La “Vecchia Signora” sta per scendere in campo. Ci siamo. Il trio rubentino parte alla volta dello stadio con tanto di pashmina bianconera – la sciarpa è troppo cheap – e cappellino. Hanno trovato i biglietti in piccionaia ma l’importante è esserci. La tiepida interista e io facciamo le turiste per la città. Zero gradi. Ma Marienplatz è bellissima. Vuoi mettere?

I gufi intorpiditi nel bagagliaio iniziano ad agitarsi. E’ ora di liberarli. Dopo neppure trenta secondi la “Signora” è sotto. Oh cacchio. Inizio a preoccuparmi per le conseguenze. Porco cane. Ma in fondo è giusto.
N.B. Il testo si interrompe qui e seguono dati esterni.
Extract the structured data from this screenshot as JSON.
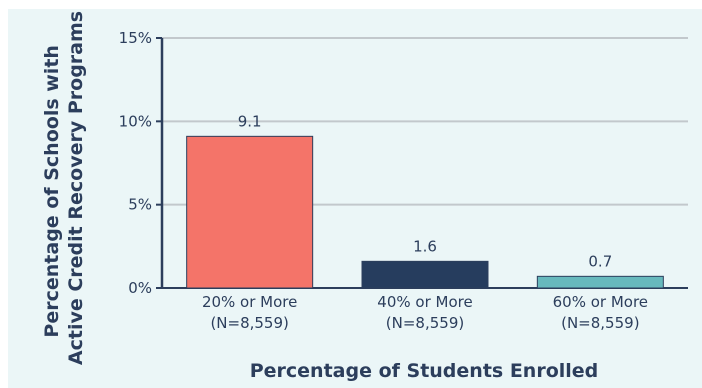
{
  "chart_data": {
    "type": "bar",
    "categories": [
      [
        "20% or More",
        "(N=8,559)"
      ],
      [
        "40% or More",
        "(N=8,559)"
      ],
      [
        "60% or More",
        "(N=8,559)"
      ]
    ],
    "values": [
      9.1,
      1.6,
      0.7
    ],
    "value_labels": [
      "9.1",
      "1.6",
      "0.7"
    ],
    "bar_colors": [
      "#f47469",
      "#263d5e",
      "#67b9bd"
    ],
    "xlabel": "Percentage of Students Enrolled",
    "ylabel_lines": [
      "Percentage of Schools with",
      "Active Credit Recovery Programs"
    ],
    "ylim": [
      0,
      15
    ],
    "yticks": [
      {
        "value": 0,
        "label": "0%"
      },
      {
        "value": 5,
        "label": "5%"
      },
      {
        "value": 10,
        "label": "10%"
      },
      {
        "value": 15,
        "label": "15%"
      }
    ],
    "grid": true,
    "colors": {
      "panel": "#ebf6f7",
      "grid": "#c2c8cc",
      "axis": "#2c3e5c",
      "text": "#2c3e5c"
    }
  }
}
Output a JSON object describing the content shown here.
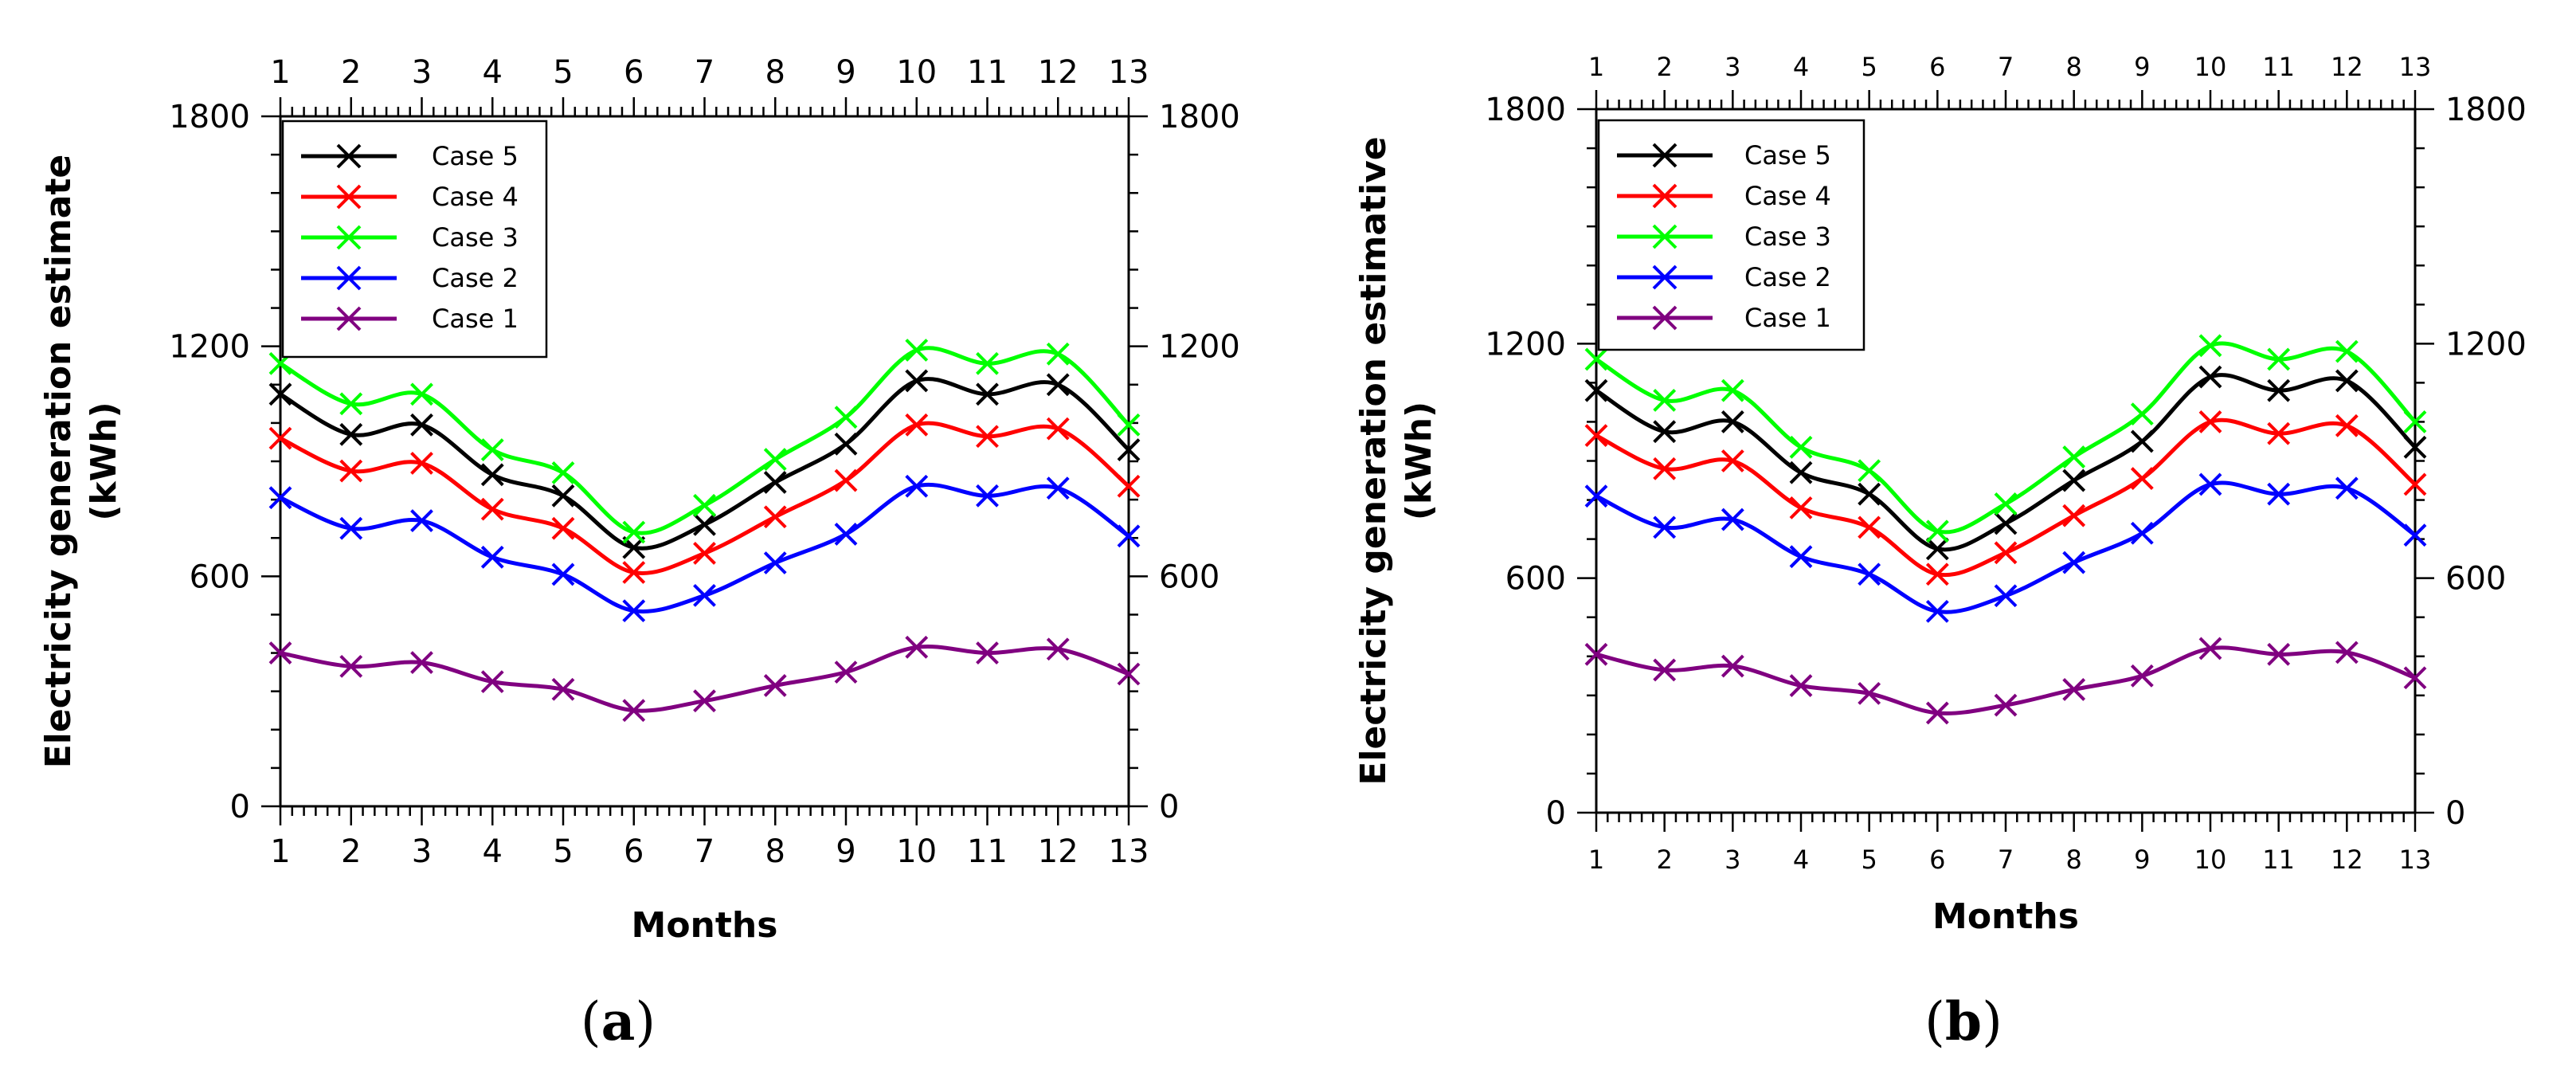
{
  "chart_data": [
    {
      "type": "line",
      "panel": "a",
      "panel_label": "(a)",
      "panel_letter": "a",
      "x": [
        1,
        2,
        3,
        4,
        5,
        6,
        7,
        8,
        9,
        10,
        11,
        12,
        13
      ],
      "x_tick_labels": [
        "1",
        "2",
        "3",
        "4",
        "5",
        "6",
        "7",
        "8",
        "9",
        "10",
        "11",
        "12",
        "13"
      ],
      "xlabel": "Months",
      "ylabel_line1": "Electricity generation estimate",
      "ylabel_line2": "(kWh)",
      "ylim": [
        0,
        1800
      ],
      "y_ticks": [
        0,
        600,
        1200,
        1800
      ],
      "y_tick_labels": [
        "0",
        "600",
        "1200",
        "1800"
      ],
      "legend_position": "top-left",
      "series": [
        {
          "name": "Case 5",
          "color": "#000000",
          "values": [
            1075,
            970,
            995,
            865,
            810,
            675,
            735,
            845,
            945,
            1110,
            1075,
            1100,
            930
          ]
        },
        {
          "name": "Case 4",
          "color": "#ff0000",
          "values": [
            960,
            875,
            895,
            775,
            725,
            610,
            660,
            755,
            850,
            995,
            965,
            985,
            835
          ]
        },
        {
          "name": "Case 3",
          "color": "#00ff00",
          "values": [
            1155,
            1050,
            1075,
            930,
            870,
            715,
            785,
            905,
            1015,
            1190,
            1155,
            1180,
            995
          ]
        },
        {
          "name": "Case 2",
          "color": "#0000ff",
          "values": [
            805,
            725,
            745,
            650,
            605,
            510,
            550,
            635,
            710,
            835,
            810,
            830,
            705
          ]
        },
        {
          "name": "Case 1",
          "color": "#800080",
          "values": [
            400,
            365,
            375,
            325,
            305,
            250,
            275,
            315,
            350,
            415,
            400,
            410,
            345
          ]
        }
      ]
    },
    {
      "type": "line",
      "panel": "b",
      "panel_label": "(b)",
      "panel_letter": "b",
      "x": [
        1,
        2,
        3,
        4,
        5,
        6,
        7,
        8,
        9,
        10,
        11,
        12,
        13
      ],
      "x_tick_labels": [
        "1",
        "2",
        "3",
        "4",
        "5",
        "6",
        "7",
        "8",
        "9",
        "10",
        "11",
        "12",
        "13"
      ],
      "xlabel": "Months",
      "ylabel_line1": "Electricity generation estimative",
      "ylabel_line2": "(kWh)",
      "ylim": [
        0,
        1800
      ],
      "y_ticks": [
        0,
        600,
        1200,
        1800
      ],
      "y_tick_labels": [
        "0",
        "600",
        "1200",
        "1800"
      ],
      "legend_position": "top-left",
      "series": [
        {
          "name": "Case 5",
          "color": "#000000",
          "values": [
            1080,
            975,
            1000,
            870,
            815,
            675,
            740,
            850,
            950,
            1115,
            1080,
            1105,
            935
          ]
        },
        {
          "name": "Case 4",
          "color": "#ff0000",
          "values": [
            965,
            880,
            900,
            780,
            730,
            610,
            665,
            760,
            855,
            1000,
            970,
            990,
            840
          ]
        },
        {
          "name": "Case 3",
          "color": "#00ff00",
          "values": [
            1160,
            1055,
            1080,
            935,
            875,
            720,
            790,
            910,
            1020,
            1195,
            1160,
            1180,
            1000
          ]
        },
        {
          "name": "Case 2",
          "color": "#0000ff",
          "values": [
            810,
            730,
            750,
            655,
            610,
            515,
            555,
            640,
            715,
            840,
            815,
            830,
            710
          ]
        },
        {
          "name": "Case 1",
          "color": "#800080",
          "values": [
            405,
            365,
            375,
            325,
            305,
            255,
            275,
            315,
            350,
            420,
            405,
            410,
            345
          ]
        }
      ]
    }
  ]
}
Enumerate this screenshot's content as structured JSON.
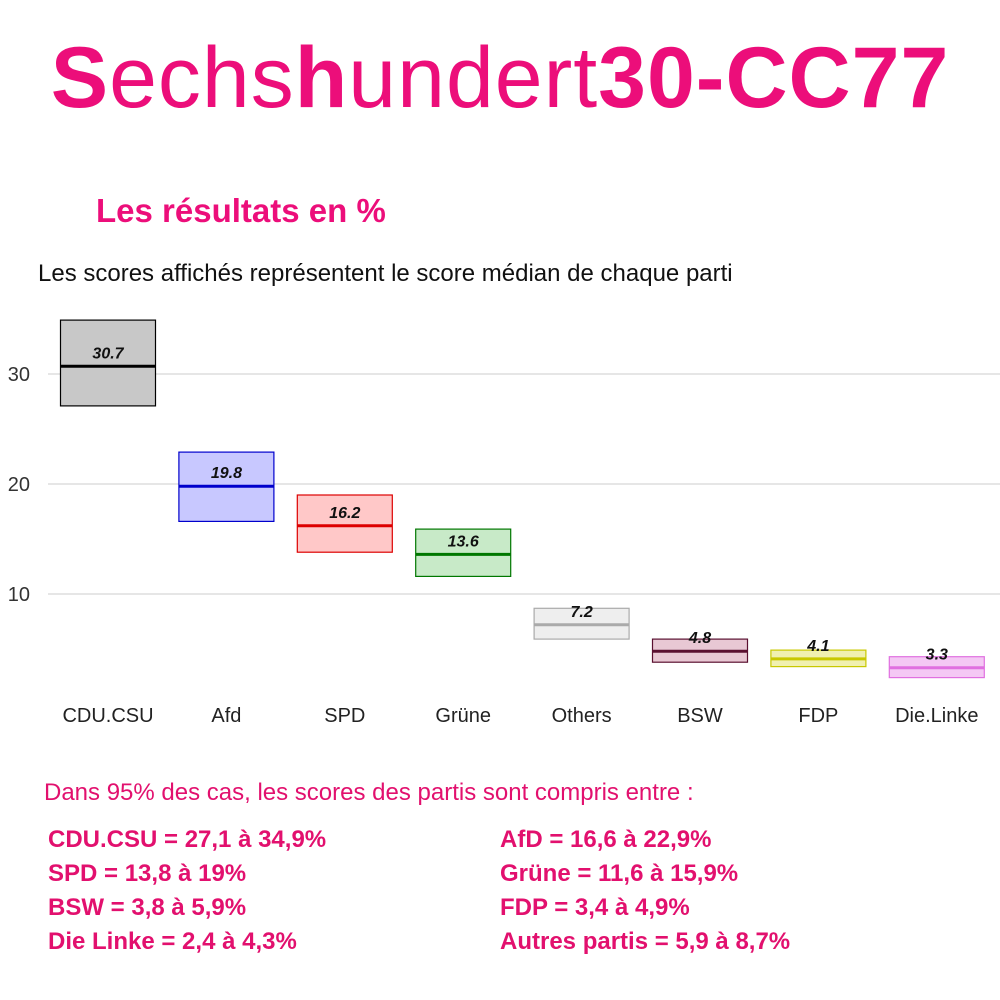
{
  "brand": {
    "part1": "S",
    "part2": "echs",
    "part3": "h",
    "part4": "undert",
    "part5": "30-CC77"
  },
  "heading": "Les résultats en %",
  "subtitle": "Les scores affichés représentent le score médian de chaque parti",
  "chart_data": {
    "type": "box",
    "categories": [
      "CDU.CSU",
      "Afd",
      "SPD",
      "Grüne",
      "Others",
      "BSW",
      "FDP",
      "Die.Linke"
    ],
    "medians": [
      30.7,
      19.8,
      16.2,
      13.6,
      7.2,
      4.8,
      4.1,
      3.3
    ],
    "ranges": [
      [
        27.1,
        34.9
      ],
      [
        16.6,
        22.9
      ],
      [
        13.8,
        19.0
      ],
      [
        11.6,
        15.9
      ],
      [
        5.9,
        8.7
      ],
      [
        3.8,
        5.9
      ],
      [
        3.4,
        4.9
      ],
      [
        2.4,
        4.3
      ]
    ],
    "median_labels": [
      "30.7",
      "19.8",
      "16.2",
      "13.6",
      "7.2",
      "4.8",
      "4.1",
      "3.3"
    ],
    "colors": {
      "fill": [
        "#c8c8c8",
        "#c8c8ff",
        "#ffc8c8",
        "#c8eac8",
        "#eeeeee",
        "#e8c8d4",
        "#f0f0b0",
        "#f4c8f4"
      ],
      "stroke": [
        "#000000",
        "#0000cc",
        "#dd0000",
        "#007700",
        "#aaaaaa",
        "#5a1030",
        "#c8c800",
        "#e070e0"
      ]
    },
    "yticks": [
      10,
      20,
      30
    ],
    "ytick_labels": [
      "10",
      "20",
      "30"
    ],
    "ylim": [
      1.5,
      36
    ],
    "grid": true,
    "xlabel": "",
    "ylabel": ""
  },
  "ci": {
    "intro": "Dans 95% des cas, les scores des partis sont compris entre :",
    "items": [
      "CDU.CSU = 27,1 à 34,9%",
      "AfD = 16,6 à 22,9%",
      "SPD = 13,8 à 19%",
      "Grüne = 11,6 à 15,9%",
      "BSW = 3,8 à 5,9%",
      "FDP = 3,4 à 4,9%",
      "Die Linke = 2,4 à 4,3%",
      "Autres partis = 5,9 à 8,7%"
    ]
  }
}
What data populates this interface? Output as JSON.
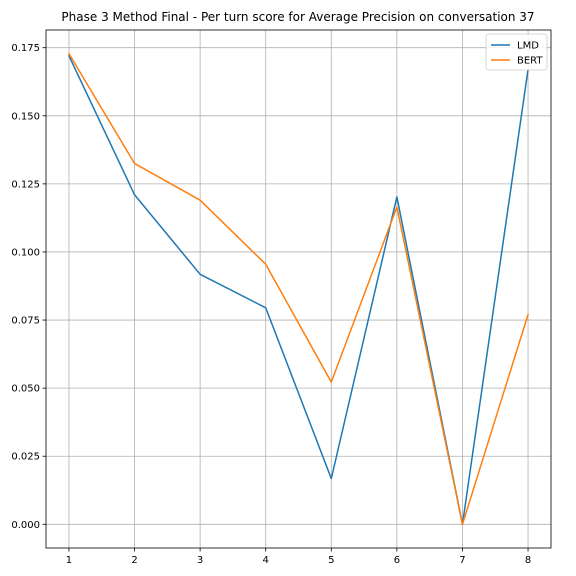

Hanno sfottuto allo sfinimento quando Messi ha segnato il primo gol. E’ giusto. Il Bayern segna ancora. Oh Oh. Due a zero e triplo fischio. Si va a cena.

E’ proprio la cena il pezzo forte della trasferta. Scelgo con cura il ristorante, una taverna bavarese tipica con cucina locale. Le reviews di Trip Advisor sono ottime. Perfetto. Il menù è in inglese, no problem, it’s ok. Ci arrivano i piatti tipici, mappazzoni veri, come direbbe il buon Bruno Barbieri. Chef stellato, mica pizza e fichi. La zuppa di cipolle bavarese contiene un disgustoso canederlo di liver, fegato. La crema di patate è un miscuglio terrificante di wurstel rinsecchiti. Il bollito è uno stracotto freddo con un’improbabile vinaigrette al prezzemolo. Ma il piatto campione è quello che ordina la tiepida interista su suggerimento di noialtri commensali. “Home made pork with potatoes”. “Che vuoi che sia? Stinco, vai tranquilla.” Le arriva un aspic di maiale gelato. Lo guarda disperata. Rimane intatto. Si va a Bretzel e Kartoffeln. Danke. E’ la punizione per il triplete. E’ la punizione per essere rubentini. E’ la punizione per quel palo di Niang. Ma la “Signora” può ancora farcela. I gufi sono carichi.